Jordan Black stepped in for Williams, but looked rusty. He allowed two sacks of Griffin and the Bengals set the edge and collapsed the pocket. Daniel Te'o-Nesheim, George Johnson and recent signing Jeff Charleston could all see time at right end for the Bucs this week as they try to rebound from the loss of Adrian Clayborn.
It’s vital that Griffin gets rid of the ball on time. Black doesn’t have the quickness of Williams, and although the Bucs lose some size with Clayborn out, Black will see his agility tested. The Redskins can counter this with a similar tactic to the one used in New Orleans, i.e. lots of screen passes and checkdowns to the flat.
Getting Fred Davis in the game early will establish him as a receiving threat, forcing the defense to adjust and leaving them open to exploitation via the deep ball.
Not having Pierre Garcon hurts, obviously, but Hankerson looks improved as a blocker and will have to show he can function in both the ‘X’ and ‘Z’ position. Utilizing Dezmon Briscoe in the red zone will give Griffin a strong target and offer further variation for the Bucs to plan against.
I’ve been talking up Josh Wilson since the offseason but I’m going to continue to do so. Despite the Tampa Bay quarterback troubles last week, someone still needs to cover Vincent Jackson.
Wilson is really the only guy on the roster capable of doing so over the course of a game. He’s the best cover corner the Redskins have, so giving anyone else the task of covering Jackson would be a mistake.
DeAngelo Hall has got better in coverage, sure, but do you really want to run zone-coverage with Hall on Jackson? Didn’t think so.

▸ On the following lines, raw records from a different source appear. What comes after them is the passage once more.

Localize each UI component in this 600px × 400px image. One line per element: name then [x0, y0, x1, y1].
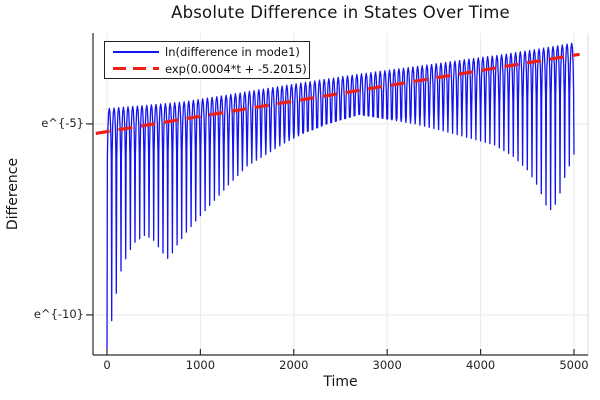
x-tick-label: 4000: [465, 358, 496, 372]
legend-label-blue: ln(difference in mode1): [165, 44, 300, 59]
legend-label-red: exp(0.0004*t + -5.2015): [165, 61, 307, 76]
legend-entry-red: exp(0.0004*t + -5.2015): [113, 61, 307, 76]
legend-blue-line-icon: [113, 44, 159, 59]
series-exp-fit: [95, 52, 580, 136]
y-axis-label: Difference: [5, 157, 21, 231]
x-tick-label: 0: [103, 358, 111, 372]
x-axis-label: Time: [323, 374, 358, 390]
x-tick-label: 2000: [279, 358, 309, 372]
x-tick-label: 5000: [559, 358, 589, 372]
y-tick-label: e^{-5}: [41, 115, 84, 130]
chart-title: Absolute Difference in States Over Time: [171, 3, 510, 22]
series-ln-difference: [106, 42, 575, 350]
legend-entry-blue: ln(difference in mode1): [113, 44, 303, 59]
y-tick-label: e^{-10}: [33, 306, 84, 321]
legend-red-dash-icon: [113, 61, 159, 76]
legend: ln(difference in mode1) exp(0.0004*t + -…: [104, 41, 310, 79]
x-tick-label: 3000: [372, 358, 402, 372]
x-tick-label: 1000: [185, 358, 216, 372]
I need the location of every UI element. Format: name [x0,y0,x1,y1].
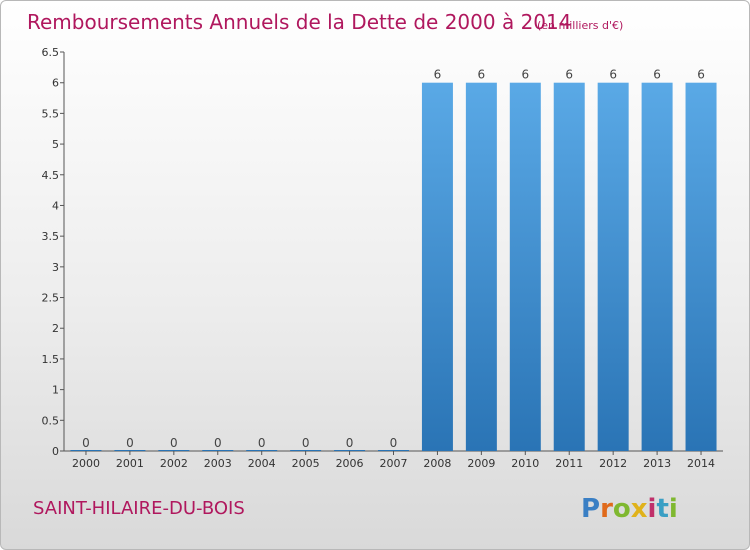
chart-title: Remboursements Annuels de la Dette de 20… [27,10,571,34]
bar [509,82,541,451]
bar [421,82,453,451]
bar [641,82,673,451]
y-tick-label: 5 [52,138,59,151]
data-label: 6 [697,68,705,82]
data-label: 0 [258,436,266,450]
bar [685,82,717,451]
y-tick-label: 1 [52,384,59,397]
bar [290,450,322,451]
y-tick-label: 4 [52,199,59,212]
y-tick-label: 3.5 [42,230,60,243]
y-tick-label: 0 [52,445,59,458]
x-tick-label: 2014 [687,457,715,470]
data-label: 6 [609,68,617,82]
x-tick-label: 2000 [72,457,100,470]
y-tick-label: 2.5 [42,292,60,305]
bar [202,450,234,451]
bar [597,82,629,451]
x-tick-label: 2013 [643,457,671,470]
x-tick-label: 2005 [292,457,320,470]
y-tick-label: 6 [52,77,59,90]
data-label: 0 [82,436,90,450]
y-tick-label: 3 [52,261,59,274]
data-label: 0 [302,436,310,450]
x-tick-label: 2011 [555,457,583,470]
bar [70,450,102,451]
commune-name: SAINT-HILAIRE-DU-BOIS [33,498,245,519]
data-label: 6 [478,68,486,82]
y-tick-label: 4.5 [42,169,60,182]
x-tick-label: 2012 [599,457,627,470]
data-label: 0 [346,436,354,450]
y-tick-label: 1.5 [42,353,60,366]
bar [114,450,146,451]
data-label: 6 [565,68,573,82]
y-tick-label: 0.5 [42,414,60,427]
x-tick-label: 2001 [116,457,144,470]
y-tick-label: 6.5 [42,46,60,59]
y-tick-label: 5.5 [42,107,60,120]
bar [378,450,409,451]
bars: 0 0 0 0 0 0 0 0 6 6 6 6 6 6 6 [70,68,717,451]
bar [553,82,585,451]
data-label: 0 [170,436,178,450]
bar [465,82,497,451]
chart-unit: (en milliers d'€) [537,19,623,32]
data-label: 0 [390,436,398,450]
bar [246,450,278,451]
x-tick-label: 2007 [380,457,408,470]
y-tick-label: 2 [52,322,59,335]
x-tick-label: 2004 [248,457,276,470]
x-tick-label: 2006 [336,457,364,470]
bar [158,450,190,451]
x-tick-label: 2008 [423,457,451,470]
proxiti-logo: Proxiti [581,494,678,524]
data-label: 6 [653,68,661,82]
data-label: 0 [126,436,134,450]
data-label: 6 [521,68,529,82]
x-tick-label: 2009 [467,457,495,470]
x-tick-label: 2010 [511,457,539,470]
x-tick-label: 2003 [204,457,232,470]
data-label: 6 [434,68,442,82]
axes: 0 0.5 1 1.5 2 2.5 3 3.5 4 4.5 5 5.5 6 6.5 2000 2001 2002… [42,46,723,470]
x-tick-label: 2002 [160,457,188,470]
bar [334,450,366,451]
data-label: 0 [214,436,222,450]
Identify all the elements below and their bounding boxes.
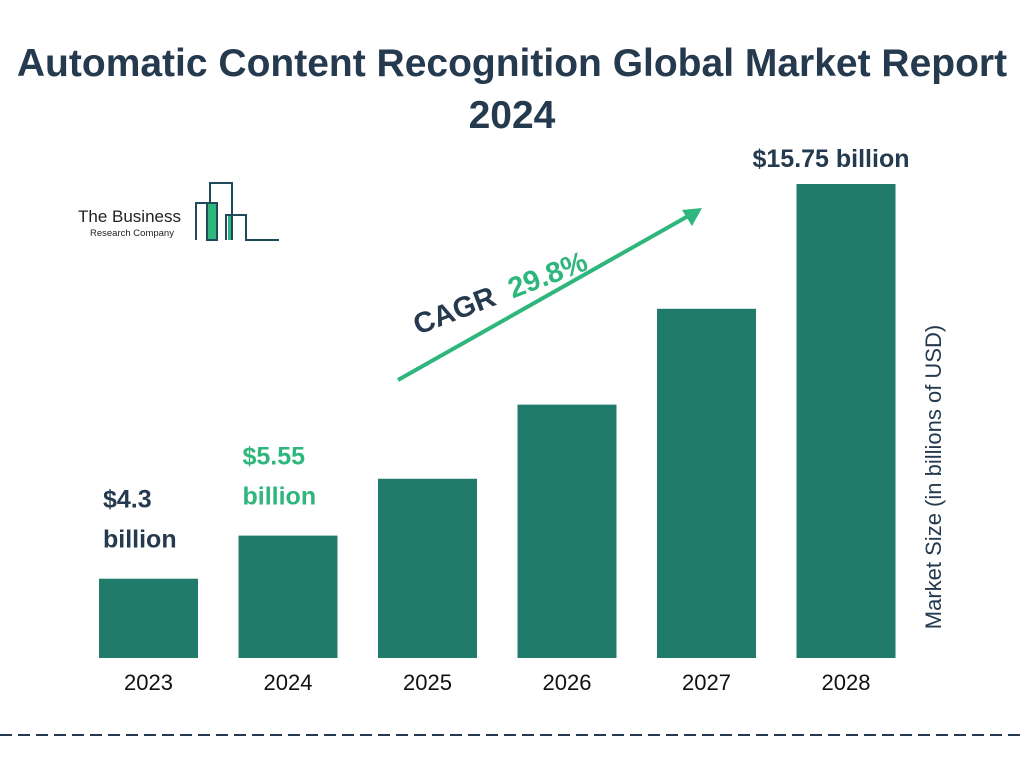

In reviewing the defense after the Rams game, Rich Campbell recalled a comment made by Josh Wilson:
When Wilson is in a position where he can’t see the quarterback or the ball, he reads the receiver’s eyes. A receiver’s eyes always indicate when the ball is about to arrive, he said. (Via The Washington Times).
This is why you want Wilson on the No.1 receiver. He plays the man and the ball simultaneously, which is an excellent trait to have in a defensive back, as it means he isn’t fooled easily and will continue with his assignments.
His instincts are good—see the fumble recovery returned for a touchdown against the Rams—and he is a team-first guy that doesn’t simply seek the big plays. He gave up a touchdown on a Cover-0 blitz last week, but he certainly isn’t the first to do that.
At best, the Cover-0 blitz is a high-risk, high-reward package, and last year’s Redskins-Cowboy’s matchup showed its potential for heartache. Those weren’t quite the words Hall used, but I like to think the sentiment was the same.
Of course, in giving Wilson the task of covering Jackson, there is a risk of giving up plays elsewhere on the field. It’s ultimately a trade-off, but both teams have the same amount of players on the field so everyone else just has to play smart.
Keith McMillan summed it up perfectly for The Washington Post:
If they’re giving up big plays in man and zone, there isn’t a whole lot else that can be done. A defensive coordinator can dial up blitzes, roll coverages and have the defense better disguise what it’s doing. But at some point, whatever’s called, players have to play better. There aren’t any magic solutions, just that.